Cualquier expresión, sin embargo, carga con el fantasma de su propia mueca. Y la mueca tiene el poder, cuando se presenta, de destruir la ilusión, la magia del cuadro, confrontándonos con su mera factura y superficie.
La mueca anula cualquier comunión entre la obra y el espectador. Nos duele en el alma la mueca, hay que evitarla como sea.
Ahora bien, andando el tiempo, esta operación -la captura fiel de un semblante-, que en primera instancia parece razonable y pertinente, corre el riesgo de teñir toda el área de trabajo hasta tornarse en una elección estilística global, no sólo la manifestación de cierto puntillismo en el retrato.
Permítanme explicarlo…
Creo poder trazar un paralelo entre la correcta captura de expresiones faciales (y ademanes y lenguaje corporal) y cierta tendencia a rechazar cualquier ornamento que parezca obedecer a la fantasía y al capricho. Como si el arabesco, el regodeo en una línea o en una mancha por sí mismas, sin importar fidelidad a referencias, implicaran un alejamiento de la factura correcta, el equivalente de acercarse a la mueca que antes mencionaba.
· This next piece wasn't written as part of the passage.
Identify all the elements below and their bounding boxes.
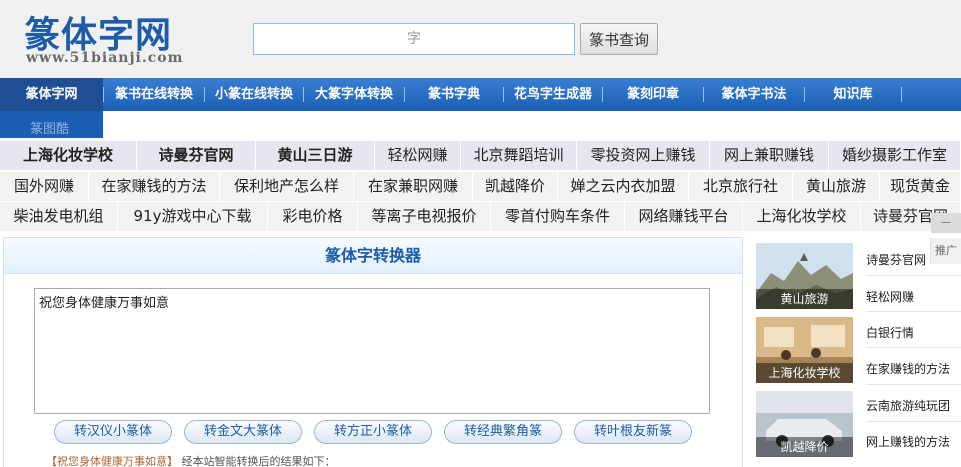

La búsqueda de lo anatómicamente correcto puede derivar, insidiosa, en un canon general de lo expresivo, teniendo como único norte aquello que acontece en el plano de lo real, eliminando todo lo que sucede en lo plástico.
De modo que aquello que en primera instancia adoptamos como un paso conveniente para un sector parcial (aunque importante) de la obra, corre el riesgo de imponerse como lente y filtro de lo demás, empobreciendo el resultado.
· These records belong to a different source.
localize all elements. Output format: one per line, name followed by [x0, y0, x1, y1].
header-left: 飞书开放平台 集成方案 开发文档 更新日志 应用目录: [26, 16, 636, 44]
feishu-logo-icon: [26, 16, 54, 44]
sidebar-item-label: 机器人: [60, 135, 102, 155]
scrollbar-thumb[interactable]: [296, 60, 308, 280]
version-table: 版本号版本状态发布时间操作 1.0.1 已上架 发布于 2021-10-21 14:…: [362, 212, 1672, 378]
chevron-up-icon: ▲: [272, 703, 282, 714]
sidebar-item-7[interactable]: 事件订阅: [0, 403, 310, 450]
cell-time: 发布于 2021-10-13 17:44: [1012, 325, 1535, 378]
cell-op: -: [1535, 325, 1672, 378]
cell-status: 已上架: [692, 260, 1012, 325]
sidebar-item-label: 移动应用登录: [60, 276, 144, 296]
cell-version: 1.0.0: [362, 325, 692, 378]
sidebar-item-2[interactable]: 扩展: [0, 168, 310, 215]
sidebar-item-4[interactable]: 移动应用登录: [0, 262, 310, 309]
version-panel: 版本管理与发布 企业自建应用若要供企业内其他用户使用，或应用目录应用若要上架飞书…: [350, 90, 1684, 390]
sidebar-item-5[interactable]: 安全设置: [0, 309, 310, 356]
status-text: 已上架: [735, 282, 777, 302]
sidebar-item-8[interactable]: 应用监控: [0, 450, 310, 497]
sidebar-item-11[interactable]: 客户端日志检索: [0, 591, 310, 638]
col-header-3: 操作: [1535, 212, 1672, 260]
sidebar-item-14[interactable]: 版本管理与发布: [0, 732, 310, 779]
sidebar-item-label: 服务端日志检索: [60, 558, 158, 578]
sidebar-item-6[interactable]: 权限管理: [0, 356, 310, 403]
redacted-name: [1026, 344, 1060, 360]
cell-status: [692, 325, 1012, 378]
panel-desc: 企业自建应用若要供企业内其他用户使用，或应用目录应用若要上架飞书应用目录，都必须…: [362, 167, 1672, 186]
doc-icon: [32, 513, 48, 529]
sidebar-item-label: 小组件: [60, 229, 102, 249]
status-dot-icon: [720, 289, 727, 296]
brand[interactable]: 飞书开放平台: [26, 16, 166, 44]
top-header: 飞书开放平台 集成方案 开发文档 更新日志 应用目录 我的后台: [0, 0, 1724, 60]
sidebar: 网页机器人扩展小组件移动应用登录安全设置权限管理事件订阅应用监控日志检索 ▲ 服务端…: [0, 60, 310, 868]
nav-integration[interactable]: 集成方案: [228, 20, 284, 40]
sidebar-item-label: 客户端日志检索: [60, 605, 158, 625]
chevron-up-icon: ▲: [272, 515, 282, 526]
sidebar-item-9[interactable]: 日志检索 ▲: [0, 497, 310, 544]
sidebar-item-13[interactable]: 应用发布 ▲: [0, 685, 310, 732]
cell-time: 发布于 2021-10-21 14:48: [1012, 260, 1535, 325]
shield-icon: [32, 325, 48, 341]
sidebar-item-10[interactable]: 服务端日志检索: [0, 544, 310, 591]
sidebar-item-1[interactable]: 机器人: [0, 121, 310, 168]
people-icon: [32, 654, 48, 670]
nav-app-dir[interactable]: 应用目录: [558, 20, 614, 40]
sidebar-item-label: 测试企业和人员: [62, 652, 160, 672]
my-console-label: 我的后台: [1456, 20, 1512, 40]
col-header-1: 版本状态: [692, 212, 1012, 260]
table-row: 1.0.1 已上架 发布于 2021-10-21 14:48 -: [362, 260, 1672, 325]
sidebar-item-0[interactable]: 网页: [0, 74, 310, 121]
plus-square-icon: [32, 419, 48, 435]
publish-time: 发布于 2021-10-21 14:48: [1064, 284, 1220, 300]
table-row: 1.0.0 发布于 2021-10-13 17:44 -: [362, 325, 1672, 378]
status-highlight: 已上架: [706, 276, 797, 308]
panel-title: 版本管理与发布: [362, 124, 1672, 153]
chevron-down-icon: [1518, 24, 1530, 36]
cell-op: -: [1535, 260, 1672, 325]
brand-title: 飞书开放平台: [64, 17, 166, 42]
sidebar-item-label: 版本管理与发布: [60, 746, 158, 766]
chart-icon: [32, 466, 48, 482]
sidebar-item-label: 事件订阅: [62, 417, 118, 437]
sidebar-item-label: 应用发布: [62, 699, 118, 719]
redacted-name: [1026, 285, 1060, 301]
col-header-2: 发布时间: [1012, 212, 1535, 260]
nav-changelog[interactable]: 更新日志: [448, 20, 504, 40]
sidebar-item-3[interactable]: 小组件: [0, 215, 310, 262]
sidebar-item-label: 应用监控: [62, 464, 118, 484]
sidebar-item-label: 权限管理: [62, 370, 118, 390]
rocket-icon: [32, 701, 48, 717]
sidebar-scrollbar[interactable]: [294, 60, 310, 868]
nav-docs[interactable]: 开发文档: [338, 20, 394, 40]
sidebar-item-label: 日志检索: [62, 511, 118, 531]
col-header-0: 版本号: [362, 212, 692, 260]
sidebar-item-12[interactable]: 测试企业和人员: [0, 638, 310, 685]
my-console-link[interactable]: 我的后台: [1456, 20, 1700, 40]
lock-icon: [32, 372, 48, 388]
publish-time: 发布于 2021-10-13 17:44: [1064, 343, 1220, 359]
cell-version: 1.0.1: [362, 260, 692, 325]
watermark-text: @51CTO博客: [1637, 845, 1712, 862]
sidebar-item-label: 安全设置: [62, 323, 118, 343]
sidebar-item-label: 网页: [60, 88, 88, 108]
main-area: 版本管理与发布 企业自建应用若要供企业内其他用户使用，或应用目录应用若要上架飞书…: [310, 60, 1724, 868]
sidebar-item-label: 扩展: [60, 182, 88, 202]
En última instancia, es como si hubiera una relación inversa entre lo pertinente para un rostro y lo necesario para el resto de la composición. Lo visible y lo invisible.
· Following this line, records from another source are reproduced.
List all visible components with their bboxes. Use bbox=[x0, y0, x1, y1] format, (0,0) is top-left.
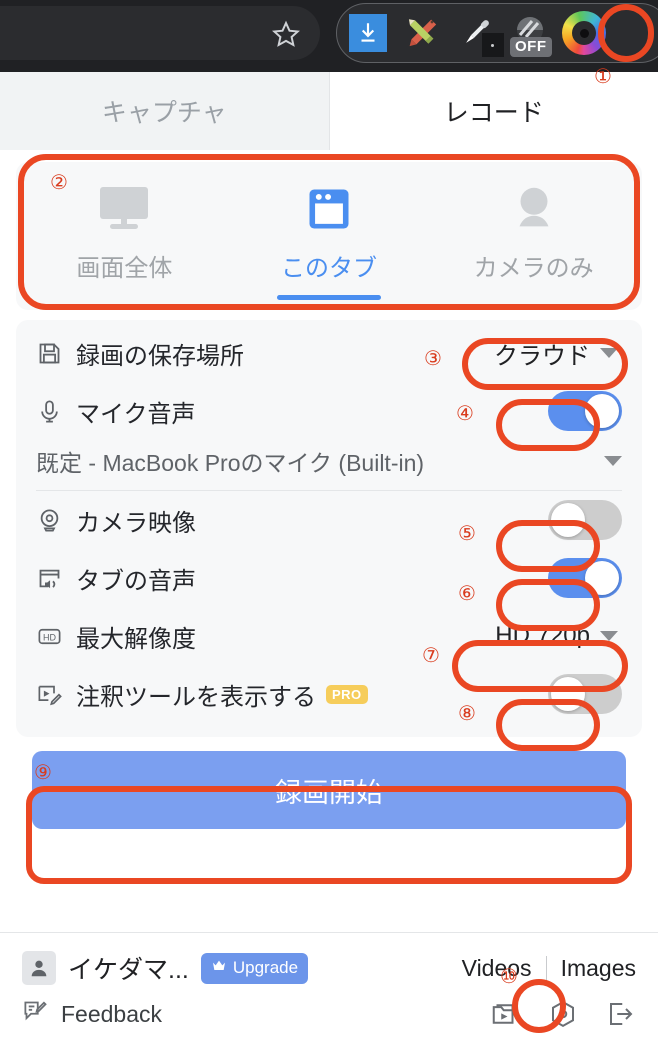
footer-bottom-row: Feedback bbox=[22, 991, 636, 1037]
record-panel: 画面全体 このタブ カメラのみ 録画の保存場所 クラウド マイク音声 既定 - … bbox=[0, 150, 658, 829]
person-avatar-icon[interactable] bbox=[22, 951, 56, 985]
tab-record[interactable]: レコード bbox=[329, 72, 658, 150]
webcam-icon bbox=[36, 507, 76, 534]
screenity-extension-icon[interactable] bbox=[562, 11, 606, 55]
feedback-icon bbox=[22, 998, 49, 1030]
setting-label: カメラ映像 bbox=[76, 509, 196, 537]
tab-audio-toggle[interactable] bbox=[548, 558, 622, 598]
footer-link-images[interactable]: Images bbox=[561, 955, 636, 982]
setting-row-annotation-tools: 注釈ツールを表示する PRO bbox=[36, 665, 622, 723]
setting-row-save-location: 録画の保存場所 クラウド bbox=[36, 324, 622, 382]
extension-dot-badge bbox=[482, 33, 504, 57]
settings-list: 録画の保存場所 クラウド マイク音声 既定 - MacBook Proのマイク … bbox=[16, 320, 642, 737]
setting-row-camera: カメラ映像 bbox=[36, 491, 622, 549]
tab-audio-icon bbox=[36, 565, 76, 592]
source-option-label: カメラのみ bbox=[473, 255, 594, 282]
dark-reader-off-badge: OFF bbox=[510, 37, 552, 57]
footer-icon-group bbox=[490, 999, 636, 1029]
resolution-value: HD 720p bbox=[495, 622, 590, 649]
hd-badge-icon: HD bbox=[36, 623, 76, 650]
annotation-tools-toggle[interactable] bbox=[548, 674, 622, 714]
setting-label: 最大解像度 bbox=[76, 625, 196, 653]
microphone-device-value: 既定 - MacBook Proのマイク (Built-in) bbox=[36, 450, 425, 476]
source-option-this-tab[interactable]: このタブ bbox=[227, 178, 432, 300]
footer-link-videos[interactable]: Videos bbox=[462, 955, 532, 982]
source-option-entire-screen[interactable]: 画面全体 bbox=[22, 178, 227, 300]
webcam-icon bbox=[507, 178, 561, 240]
microphone-device-dropdown[interactable]: 既定 - MacBook Proのマイク (Built-in) bbox=[36, 440, 622, 491]
source-option-label: このタブ bbox=[281, 255, 377, 282]
setting-row-tab-audio: タブの音声 bbox=[36, 549, 622, 607]
svg-text:HD: HD bbox=[43, 632, 56, 642]
panel-footer: イケダマ... Upgrade Videos Images Feedback bbox=[0, 932, 658, 1046]
chevron-down-icon bbox=[600, 631, 618, 641]
upgrade-button[interactable]: Upgrade bbox=[200, 952, 309, 984]
source-option-camera-only[interactable]: カメラのみ bbox=[431, 178, 636, 300]
microphone-toggle[interactable] bbox=[548, 391, 622, 431]
save-location-value: クラウド bbox=[494, 342, 590, 370]
browser-toolbar: OFF bbox=[0, 0, 658, 72]
chevron-down-icon bbox=[600, 348, 618, 358]
monitor-icon bbox=[96, 178, 152, 240]
settings-hexagon-icon[interactable] bbox=[548, 999, 578, 1029]
source-underline-inactive bbox=[72, 295, 176, 300]
record-button[interactable]: 録画開始 bbox=[32, 751, 626, 829]
camera-toggle[interactable] bbox=[548, 500, 622, 540]
resolution-dropdown[interactable]: HD 720p bbox=[491, 620, 622, 652]
feedback-button[interactable]: Feedback bbox=[22, 998, 162, 1030]
markup-tools-extension-icon[interactable] bbox=[400, 11, 444, 55]
source-selector: 画面全体 このタブ カメラのみ bbox=[16, 162, 642, 310]
eyedropper-extension-icon[interactable] bbox=[454, 11, 504, 57]
panel-tab-bar: キャプチャ レコード bbox=[0, 72, 658, 150]
setting-label: 注釈ツールを表示する bbox=[76, 683, 316, 711]
annotation-pen-icon bbox=[36, 681, 76, 708]
save-location-dropdown[interactable]: クラウド bbox=[490, 334, 622, 373]
microphone-icon bbox=[36, 398, 76, 425]
setting-row-resolution: HD 最大解像度 HD 720p bbox=[36, 607, 622, 665]
source-option-label: 画面全体 bbox=[76, 255, 173, 282]
setting-label: タブの音声 bbox=[76, 567, 196, 595]
tab-capture[interactable]: キャプチャ bbox=[0, 72, 330, 150]
chevron-down-icon bbox=[604, 456, 622, 466]
feedback-label: Feedback bbox=[61, 1000, 163, 1027]
setting-row-microphone: マイク音声 bbox=[36, 382, 622, 440]
bookmark-star-icon[interactable] bbox=[272, 20, 300, 48]
pro-badge: PRO bbox=[326, 684, 368, 704]
dark-reader-extension-icon[interactable]: OFF bbox=[508, 11, 552, 57]
source-underline-inactive bbox=[482, 295, 586, 300]
setting-label: 録画の保存場所 bbox=[76, 342, 244, 370]
setting-label: マイク音声 bbox=[76, 400, 196, 428]
crown-icon bbox=[211, 958, 227, 979]
upgrade-label: Upgrade bbox=[232, 958, 299, 977]
save-disk-icon bbox=[36, 340, 76, 367]
browser-tab-icon bbox=[303, 178, 355, 240]
user-name: イケダマ... bbox=[68, 956, 189, 984]
footer-link-divider bbox=[545, 956, 547, 980]
download-extension-icon[interactable] bbox=[346, 11, 390, 55]
footer-top-row: イケダマ... Upgrade Videos Images bbox=[22, 945, 636, 991]
logout-icon[interactable] bbox=[606, 999, 636, 1029]
video-library-icon[interactable] bbox=[490, 999, 520, 1029]
source-underline-active bbox=[277, 295, 381, 300]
Esto es algo que gobierna mi mano al trabajar y mi ojo al contemplar obras ajenas.
Confieso que en desiguales proporciones y con variopinto resultado. El trabajo ajeno, a mi modo de ver, es el reino de los aciertos y los hallazgos, el ámbito de las soluciones atronadoras y admirables. Mis trabajos, en el otro extremo… bueno, para qué deprimirse.
Esto, claro está, produce una suerte de cortocircuito, de llamada constante a la reflexión, a putear por lo bajo y dar zapatazos de impotencia.
Así es que al trabajo usual donde la captura de un semblante parece ocupar todo el horizonte debo añadir esta complicación, esta vuelta de tuerca, y soltar la mano y recordarme que cualquier invocación a lo meramente expresivo es bienvenido. Porque así como parte sustancial de lo que decimos acontece desde el llamado lenguaje no verbal, en la obra sucede otro tanto, solo que esa batería de gestos paralelos se camuflan tras un repertorio de soluciones plásticas que nada tienen que ver con la referencia y sí con el plano de las líneas y los colores.
Pero claro, habituados como estamos a trabajar desde lo manifiesto, se torna arduo bucear en lo invisible y traer al ruedo aquello que sólo la sensibilidad reconoce como válido, que no figura en otro libro que el de la intuición y por ende no hay manera de corroborar de antemano.
Nada que hacer, hay que tirarse a la pileta y manchar y equivocarse.
Ahora repetiremos aquello tan manido de que toda obra es autobiográfica. Y aunque creemos ver nuestro rostro en el espejo de las facciones ajenas, aparece de verdad en el otro plano, el de las soluciones plásticas.
Y así entramos al último círculo de este infierno…
Lo malo no es reconocernos en el campo de las manchas y borrones y brochazos. Lo terrible es que en general no nos gusta lo que vemos.
Ese reconocimiento suele ser problemático.
Las manchas que nos son propias conforman un nuevo retrato, y lo increíble, lo admirable incluso, es que intuitivamente creemos tener una imagen previa de cómo deberían lucir esas manchitas que son tan nuestras y que sin embargo al hacerlas no nos gustan para nada.
Como la primera vez que escuchamos nuestra voz en alguna grabación, a esto también lleva un tiempo habituarse.
Claro que a esta altura, a esta edad, uno ya debería tener el asunto resuelto.
Después de los 40 uno tiene la cara que se merece, tengo entendido.
Tal vez por eso es mejor no hacer autorretratos.